My aunt was only 61, but I understood what she wasn’t saying. My mom had died of breast cancer, too, and my aunt had already outlived her. That had been tough on her. She’d lost her twin sister. She’d lost her very best friend.
Now she was dealing with the same disease that had stolen away her sister. I would bet anything that Hannah was missing my mom more than ever these days.
Aunt Hannah’s life had been hard, messy, and tricky. She’d been infertile for years and when she’d finally gotten pregnant, she’d had a stillborn. After that, she and Uncle Ray hadn’t tried for kids anymore, and instead, they’d turned to spoiling me. My dad died in a car wreck when I was two, and his family had never been interested in maintaining a relationship with me, so pretty much forever, it had been Uncle Ray, A
unt Hannah, my mom, and me. We’d been our own little weird, wonderful family.
“I love you,” I said, pressing a kiss to her forehead.
Uncle Ray, who had quietly been working over at the counter, came over to the table and sat down with a tray of breakfast food. Of course, it held the promised coffee, too. I lifted the mug and sipped it, sighing with contentment.
“Good?” He asked.
“Only you know how to make coffee this good,” I told him.
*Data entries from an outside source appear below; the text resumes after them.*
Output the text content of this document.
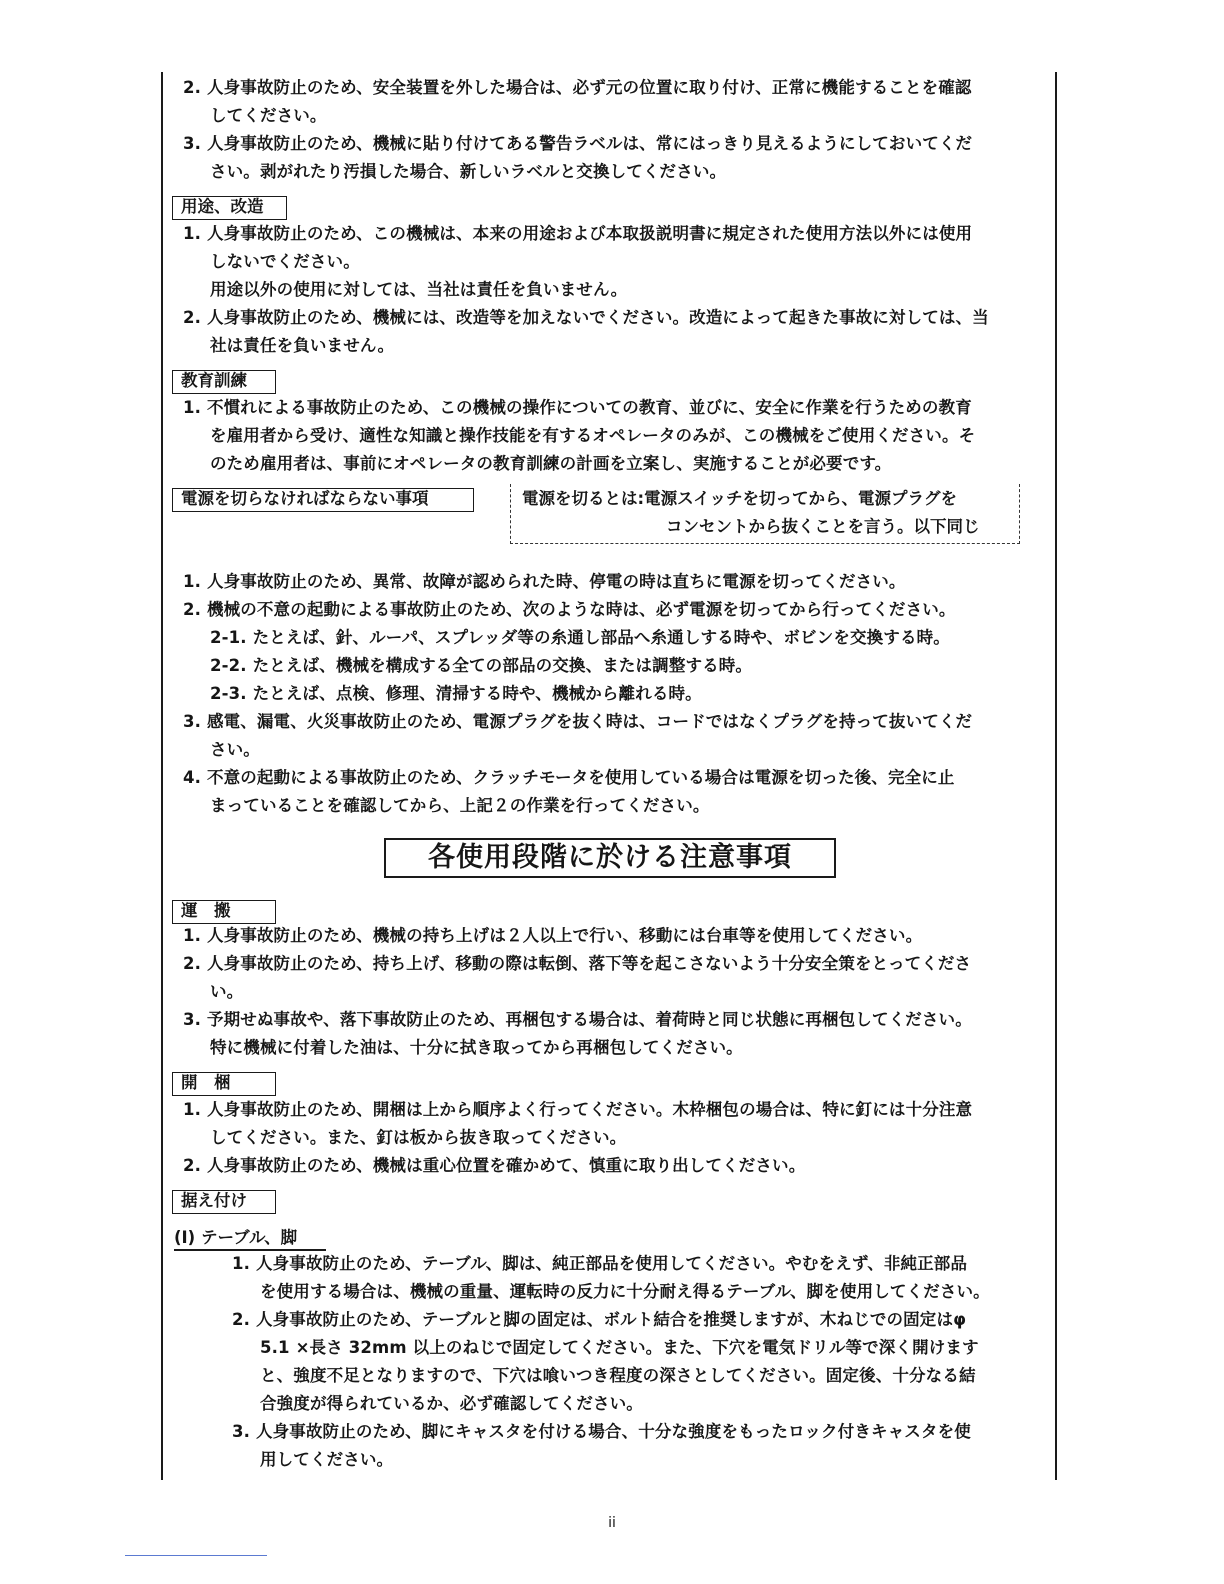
2. 人身事故防止のため、安全装置を外した場合は、必ず元の位置に取り付け、正常に機能することを確認
してください。
3. 人身事故防止のため、機械に貼り付けてある警告ラベルは、常にはっきり見えるようにしておいてくだ
さい。剥がれたり汚損した場合、新しいラベルと交換してください。
用途、改造
1. 人身事故防止のため、この機械は、本来の用途および本取扱説明書に規定された使用方法以外には使用
しないでください。
用途以外の使用に対しては、当社は責任を負いません。
2. 人身事故防止のため、機械には、改造等を加えないでください。改造によって起きた事故に対しては、当
社は責任を負いません。
教育訓練
1. 不慣れによる事故防止のため、この機械の操作についての教育、並びに、安全に作業を行うための教育
を雇用者から受け、適性な知識と操作技能を有するオペレータのみが、この機械をご使用ください。そ
のため雇用者は、事前にオペレータの教育訓練の計画を立案し、実施することが必要です。
電源を切らなければならない事項	電源を切るとは:電源スイッチを切ってから、電源プラグを
コンセントから抜くことを言う。以下同じ
1. 人身事故防止のため、異常、故障が認められた時、停電の時は直ちに電源を切ってください。
2. 機械の不意の起動による事故防止のため、次のような時は、必ず電源を切ってから行ってください。
2-1. たとえば、針、ルーパ、スプレッダ等の糸通し部品へ糸通しする時や、ボビンを交換する時。
2-2. たとえば、機械を構成する全ての部品の交換、または調整する時。
2-3. たとえば、点検、修理、清掃する時や、機械から離れる時。
3. 感電、漏電、火災事故防止のため、電源プラグを抜く時は、コードではなくプラグを持って抜いてくだ
さい。
4. 不意の起動による事故防止のため、クラッチモータを使用している場合は電源を切った後、完全に止
まっていることを確認してから、上記２の作業を行ってください。
各使用段階に於ける注意事項
運　搬
1. 人身事故防止のため、機械の持ち上げは２人以上で行い、移動には台車等を使用してください。
2. 人身事故防止のため、持ち上げ、移動の際は転倒、落下等を起こさないよう十分安全策をとってくださ
い。
3. 予期せぬ事故や、落下事故防止のため、再梱包する場合は、着荷時と同じ状態に再梱包してください。
特に機械に付着した油は、十分に拭き取ってから再梱包してください。
開　梱
1. 人身事故防止のため、開梱は上から順序よく行ってください。木枠梱包の場合は、特に釘には十分注意
してください。また、釘は板から抜き取ってください。
2. 人身事故防止のため、機械は重心位置を確かめて、慎重に取り出してください。
据え付け
(Ⅰ) テーブル、脚
1. 人身事故防止のため、テーブル、脚は、純正部品を使用してください。やむをえず、非純正部品
を使用する場合は、機械の重量、運転時の反力に十分耐え得るテーブル、脚を使用してください。
2. 人身事故防止のため、テーブルと脚の固定は、ボルト結合を推奨しますが、木ねじでの固定はφ
5.1 ×長さ 32mm 以上のねじで固定してください。また、下穴を電気ドリル等で深く開けます
と、強度不足となりますので、下穴は喰いつき程度の深さとしてください。固定後、十分なる結
合強度が得られているか、必ず確認してください。
3. 人身事故防止のため、脚にキャスタを付ける場合、十分な強度をもったロック付きキャスタを使
用してください。
ii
“I learned from the best,” he commented, smiling over at Aunt Hannah.
“Who, my mom?” I winked at Hannah as she feigned offense, and then we all laughed for a minute. It felt good to laugh. It was a comfortable sort of feeling, and I didn’t want it to end even though I knew it probably was going to sooner than we wanted it to. Sure enough, the phone rang, and Uncle Ray scurried to answer. They didn’t have a landline anymore, but he’d left his cell in the living room. We heard him answer and start talking, and I turned back to Aunt Hannah, not wanting to eavesdrop on my uncle’s conversation.
“About the bakery,” I said.
“About that,” she set her drink down and looked at me. “Cordelia, I’ve been thinking.”
That sounded ominous.
“Okay,” I said slowly, carefully. “What have you been thinking about?”
“The future of the bakery,” she said. “And I’d like you to have it.”
Her words were simple and concise, but they didn’t quite register at first. She couldn’t be saying what I thought she was saying. Savored was her pride and joy.
“You...what?” I asked, not quite understanding what it was she was trying to tell me.
“I want you to have the bakery. It’s yours. All of it. Consider it your inheritance.”